Holland Column

Retirement & Financial Planning


Top 10 Mistakes When Planning for Retirement - #2 Inadequate Investment Diversification


Let’s continue my 10-part series with a topic near and dear to my heart, the need for “diversification.”

“I’m going to load up on company stock – since I work there, I KNOW what’s going on.” Yep, that’s exactly what many, now former, Enron employees said to themselves in the 1990s as they plowed everything they had into the company. Inadequate diversification is one of the biggest risks that investors can face. And, there is no better example of the dangers of betting your financial future on one company than Enron. It’s been awhile, and our memories tend to be short, so here’s a recap:

Ironically named America’s “Most Innovative Company” for six years in a row by Fortune Magazine, Enron’s management lived up to the company’s perennial title by orchestrating one of the largest accounting frauds in U.S. history. After reporting a $618 million quarterly loss, news came out of a formal investigation by federal regulators in 2001. The publicly-traded company’s stock plummeted from $90 to just twenty-five cents per share within fifteen months! Twenty thousand Enron employees were terminated. Many had been deducting 15% from their paychecks to buy Enron stock in their 401ks. There were even stories of some employees mortgaging their houses to buy more Enron stock! Remember, these folks KNEW what was going on because they worked for the company. Well, despite their intimate knowledge of Enron, even long-term employees were duped by the company’s management (just like everyone else on Wall Street).

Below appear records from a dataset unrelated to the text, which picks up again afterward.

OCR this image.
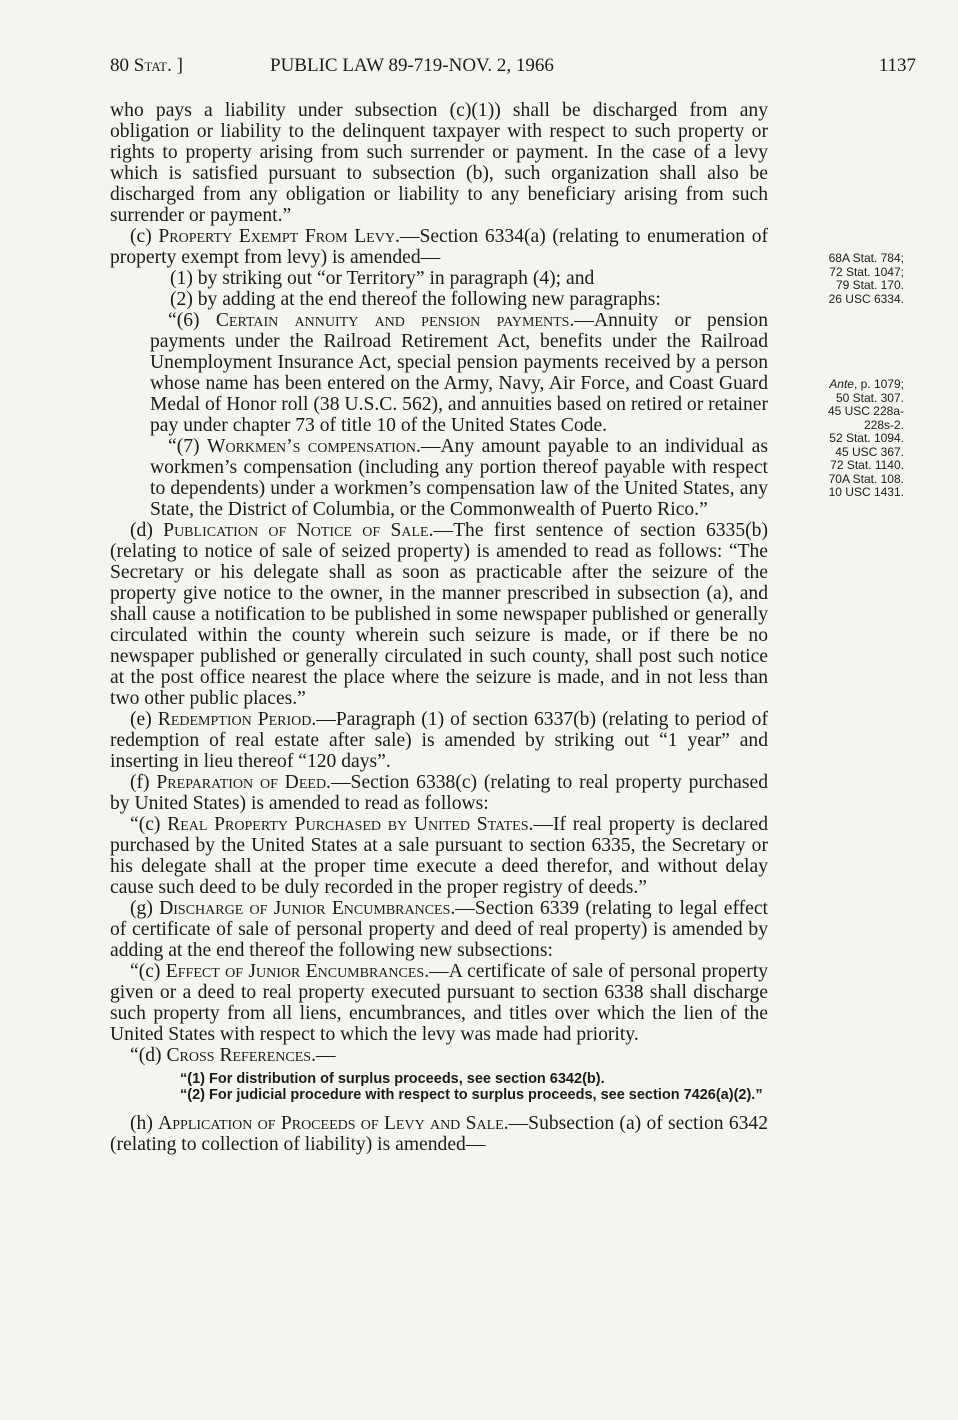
80 Stat. ]	PUBLIC LAW 89-719-NOV. 2, 1966	1137

who pays a liability under subsection (c)(1)) shall be discharged from any obligation or liability to the delinquent taxpayer with respect to such property or rights to property arising from such surrender or payment. In the case of a levy which is satisfied pursuant to subsection (b), such organization shall also be discharged from any obligation or liability to any beneficiary arising from such surrender or payment.”

(c) Property Exempt From Levy.—Section 6334(a) (relating to enumeration of property exempt from levy) is amended—

(1) by striking out “or Territory” in paragraph (4); and

(2) by adding at the end thereof the following new paragraphs:

“(6) Certain annuity and pension payments.—Annuity or pension payments under the Railroad Retirement Act, benefits under the Railroad Unemployment Insurance Act, special pension payments received by a person whose name has been entered on the Army, Navy, Air Force, and Coast Guard Medal of Honor roll (38 U.S.C. 562), and annuities based on retired or retainer pay under chapter 73 of title 10 of the United States Code.

“(7) Workmen’s compensation.—Any amount payable to an individual as workmen’s compensation (including any portion thereof payable with respect to dependents) under a workmen’s compensation law of the United States, any State, the District of Columbia, or the Commonwealth of Puerto Rico.”

(d) Publication of Notice of Sale.—The first sentence of section 6335(b) (relating to notice of sale of seized property) is amended to read as follows: “The Secretary or his delegate shall as soon as practicable after the seizure of the property give notice to the owner, in the manner prescribed in subsection (a), and shall cause a notification to be published in some newspaper published or generally circulated within the county wherein such seizure is made, or if there be no newspaper published or generally circulated in such county, shall post such notice at the post office nearest the place where the seizure is made, and in not less than two other public places.”

(e) Redemption Period.—Paragraph (1) of section 6337(b) (relating to period of redemption of real estate after sale) is amended by striking out “1 year” and inserting in lieu thereof “120 days”.

(f) Preparation of Deed.—Section 6338(c) (relating to real property purchased by United States) is amended to read as follows:

“(c) Real Property Purchased by United States.—If real property is declared purchased by the United States at a sale pursuant to section 6335, the Secretary or his delegate shall at the proper time execute a deed therefor, and without delay cause such deed to be duly recorded in the proper registry of deeds.”

(g) Discharge of Junior Encumbrances.—Section 6339 (relating to legal effect of certificate of sale of personal property and deed of real property) is amended by adding at the end thereof the following new subsections:

“(c) Effect of Junior Encumbrances.—A certificate of sale of personal property given or a deed to real property executed pursuant to section 6338 shall discharge such property from all liens, encumbrances, and titles over which the lien of the United States with respect to which the levy was made had priority.

“(d) Cross References.—

“(1) For distribution of surplus proceeds, see section 6342(b).

“(2) For judicial procedure with respect to surplus proceeds, see section 7426(a)(2).”

(h) Application of Proceeds of Levy and Sale.—Subsection (a) of section 6342 (relating to collection of liability) is amended—

68A Stat. 784;
72 Stat. 1047;
79 Stat. 170.
26 USC 6334.
Ante, p. 1079;
50 Stat. 307.
45 USC 228a-
228s-2.
52 Stat. 1094.
45 USC 367.
72 Stat. 1140.
70A Stat. 108.
10 USC 1431.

“If this one investment works out, I’ll be all set.” Enron is just one story of inadequate diversification. There are many more and they don’t just involve stocks. After a lifetime of hard work, some investors jeopardize everything trying to hit a final “home run” with a real estate deal, business investment, or some other all-in gamble. Don’t you do it. I’m not saying that you shouldn’t invest in your employer’s stock (or even another “hot stock”), just don’t let it become your only investment. I generally recommend against more than 5% of your total investment portfolio being in one company’s stock. You’ll also want to shift your thinking from Return on Investment to Return of Investment.  I think twenty thousand former Enron employees would agree with me.